In a recent decision1, the English High Court held that the 1971 International Oil Pollution Fund was immune from a P&I Club’s claim for indemnity as there was no contract between  the parties that amounted to a loan or a transaction for   the provision of finance. This decision,  and the subsequent conduct of the 1971 International Oil Pollution Fund, will affect oil pollution  compensation payments until a legally binding agreement can be reached.


Assuranceforeningen Gard Gjensidig (the Club) commenced legal proceedings in England and Venezuela  against the 1971 International Oil Pollution Compensation Fund (the Fund) seeking declarations that  the Fund should be liable to indemnify it in respect of liability the Club had incurred towards Venezuela, courtesy of a  judgment at first instance in Venezuela in which the Club and its member, owners of the vessel  “NISSOS AMORGOS”, were found liable for some USD 60 million plus indexation and costs for the 1997  grounding of the vessel and resulting oil pollution.

As previously reported, the English Court had granted the Club a freezing order in respect of the  assets held by the Fund, finding that the Club had “a good arguable case” in respect of its English  proceedings.

The Fund’s subsequent challenge of the jurisdiction of  the court is the subject of this legal  update. The challenge was brought on the grounds that the Fund was immune from the jurisdiction  pursuant to article 6(1)(c) of the International Oil Pollution Compensation Fund (Immunities and  Privileges) Order 1979 (the Order). The court accepted this argument and held that the Fund was  immune from the Club’s action, and that the court had no jurisdiction over the claim.

The decision

The Club argued that it had a contract with the Fund, made partly orally and partly in writing, so  that the established practice and procedure would be followed in relation to the “NISSOS AMORGOS”, whereby the Club would fund the agreed interim payments and joint costs, up  to an amount equivalent to the limit under the Convention on Civil Liability for Oil Pollution Damage of 1969 (CLC Limit), following which the Fund would meet any further payments, up to the  limit of the International Fund for Compensation for Oil Pollution Damage 1971.

The Club argued that the contract was a loan or an agreement for the provision of finance, and, as  a result, the Fund was not immune from suit and legal process pursuant to article 6(1)(c) of the  Order.

Existence of the Agreement

The court held that the alleged contract was neither an express written agreement, nor one that  arose wholly through conduct. The alleged contract arose out of what was said in meetings, and in  writing, and was allegedly accepted by the Club’s conduct in paying claims.

However, the court held that it was not appropriate to approach the matter with the presumption  that there was an intention to create legal relations. It held that, in a hybrid case such as this,  where there was no expressly stated offer to contract in the terms alleged, the onus was on the  party claiming the existence of a binding agreement to prove that there was an intention to create legal relations. 

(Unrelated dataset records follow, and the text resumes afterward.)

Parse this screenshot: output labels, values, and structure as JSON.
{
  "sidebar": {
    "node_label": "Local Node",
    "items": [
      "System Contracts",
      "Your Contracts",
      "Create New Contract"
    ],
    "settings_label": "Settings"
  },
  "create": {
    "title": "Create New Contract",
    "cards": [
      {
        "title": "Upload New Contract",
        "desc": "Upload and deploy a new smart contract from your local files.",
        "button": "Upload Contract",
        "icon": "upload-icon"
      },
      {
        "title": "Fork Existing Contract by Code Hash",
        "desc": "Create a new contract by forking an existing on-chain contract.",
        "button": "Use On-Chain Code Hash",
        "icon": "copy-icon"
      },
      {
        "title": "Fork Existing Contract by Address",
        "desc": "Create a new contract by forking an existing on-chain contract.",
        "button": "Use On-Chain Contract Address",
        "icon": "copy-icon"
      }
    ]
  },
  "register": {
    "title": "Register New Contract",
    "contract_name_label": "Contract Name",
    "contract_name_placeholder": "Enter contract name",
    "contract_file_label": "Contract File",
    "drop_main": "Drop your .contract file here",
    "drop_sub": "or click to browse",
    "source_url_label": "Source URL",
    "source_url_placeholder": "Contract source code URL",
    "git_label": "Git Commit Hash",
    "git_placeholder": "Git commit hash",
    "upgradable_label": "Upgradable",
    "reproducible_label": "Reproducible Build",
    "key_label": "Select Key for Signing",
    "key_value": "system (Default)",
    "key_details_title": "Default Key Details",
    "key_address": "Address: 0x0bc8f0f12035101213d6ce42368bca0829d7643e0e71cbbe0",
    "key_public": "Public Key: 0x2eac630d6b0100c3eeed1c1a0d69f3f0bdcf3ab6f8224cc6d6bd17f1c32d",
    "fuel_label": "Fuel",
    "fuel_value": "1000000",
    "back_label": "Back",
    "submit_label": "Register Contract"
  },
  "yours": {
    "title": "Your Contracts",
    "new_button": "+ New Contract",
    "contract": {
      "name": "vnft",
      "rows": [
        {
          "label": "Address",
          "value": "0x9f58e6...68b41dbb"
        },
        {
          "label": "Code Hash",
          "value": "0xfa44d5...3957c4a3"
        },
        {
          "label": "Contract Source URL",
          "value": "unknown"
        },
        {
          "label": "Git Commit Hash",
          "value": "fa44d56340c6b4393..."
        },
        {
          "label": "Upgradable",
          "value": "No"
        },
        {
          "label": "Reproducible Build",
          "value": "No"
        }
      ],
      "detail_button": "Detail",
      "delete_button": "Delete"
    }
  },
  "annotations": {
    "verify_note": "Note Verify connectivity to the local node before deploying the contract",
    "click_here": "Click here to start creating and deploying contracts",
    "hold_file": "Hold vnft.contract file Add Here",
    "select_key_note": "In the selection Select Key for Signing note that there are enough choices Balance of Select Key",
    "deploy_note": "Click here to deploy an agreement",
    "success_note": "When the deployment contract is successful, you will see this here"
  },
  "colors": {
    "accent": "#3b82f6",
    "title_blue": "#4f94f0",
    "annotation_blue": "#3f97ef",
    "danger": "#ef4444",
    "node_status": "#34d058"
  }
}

The court distinguished between a promise and a statement of policy, and held that it was impossible to construe the facts to support an argument that an  offer had been either expressly or impliedly made. The court considered that the conduct alleged  was equally consistent with the creation of  a non-contractual expectation. Accordingly, the court  held that although there was an expectation that the consecutive payment arrangement would be  followed, there was no legally binding contract, and the Fund was entitled to rely on its strict  legal rights if it chose to do so.

The court, therefore, held that there was no offer or agreement as alleged and, even if there was,  there was no intention to create legal relations.

Exception to immunity from jurisdiction

The court held that the Fund enjoyed immunity pursuant to the Order, “no more, no less” and that,  as the alleged agreement fell within the scope of the Fund’s “official activities”, the Fund had a prima facie right to immunity AND it was for the Club to establish that  the agreement fell within one of the exceptions.

The court concluded that, even if there was a “consecutive payment arrangement”, it was not a loan.  Moreover, the court determined that such an agreement was for the payment of claims, and was not  for the provision of funding, so it could not be held to be a “transaction for the provision of  finance”. Accordingly, the court held that the Fund was immune from the Club’s action, and that the  court had no jurisdiction over the claim.


In the week following this judgement, the Fund’s Administrative Council passed a resolution to wind  up the Fund with effect from 31 December 2014. In responding to the decision, the Fund’s Director stated: “that it was with great regret that the International  Oil Pollution Compensation (IOPC) Funds’ relationship with the P&I Clubs had been damaged” and  expressed his sincere hope that, notwithstanding the judgement, the IOPC Funds and the P&I Clubs  could reach an agreement to continue to work together to compensate the victims of oil pollution  damage.

The International Group’s Chief Executive has stated that, as a minimum, a new legally binding and  enforceable agreement would be needed if streamlined claims handling was to continue. The judgment  will have ramifications for oil spill compensation in the short term, as shipowners and P&I Clubs  will be faced with little choice but to follow the prescribed approach where there is a risk that  the CLC limit will be exceeded. This may delay payment of compensation.

This decision to wind up the Fund also throws into question the continued co-operation between the  Clubs and the remaining IOPC Funds.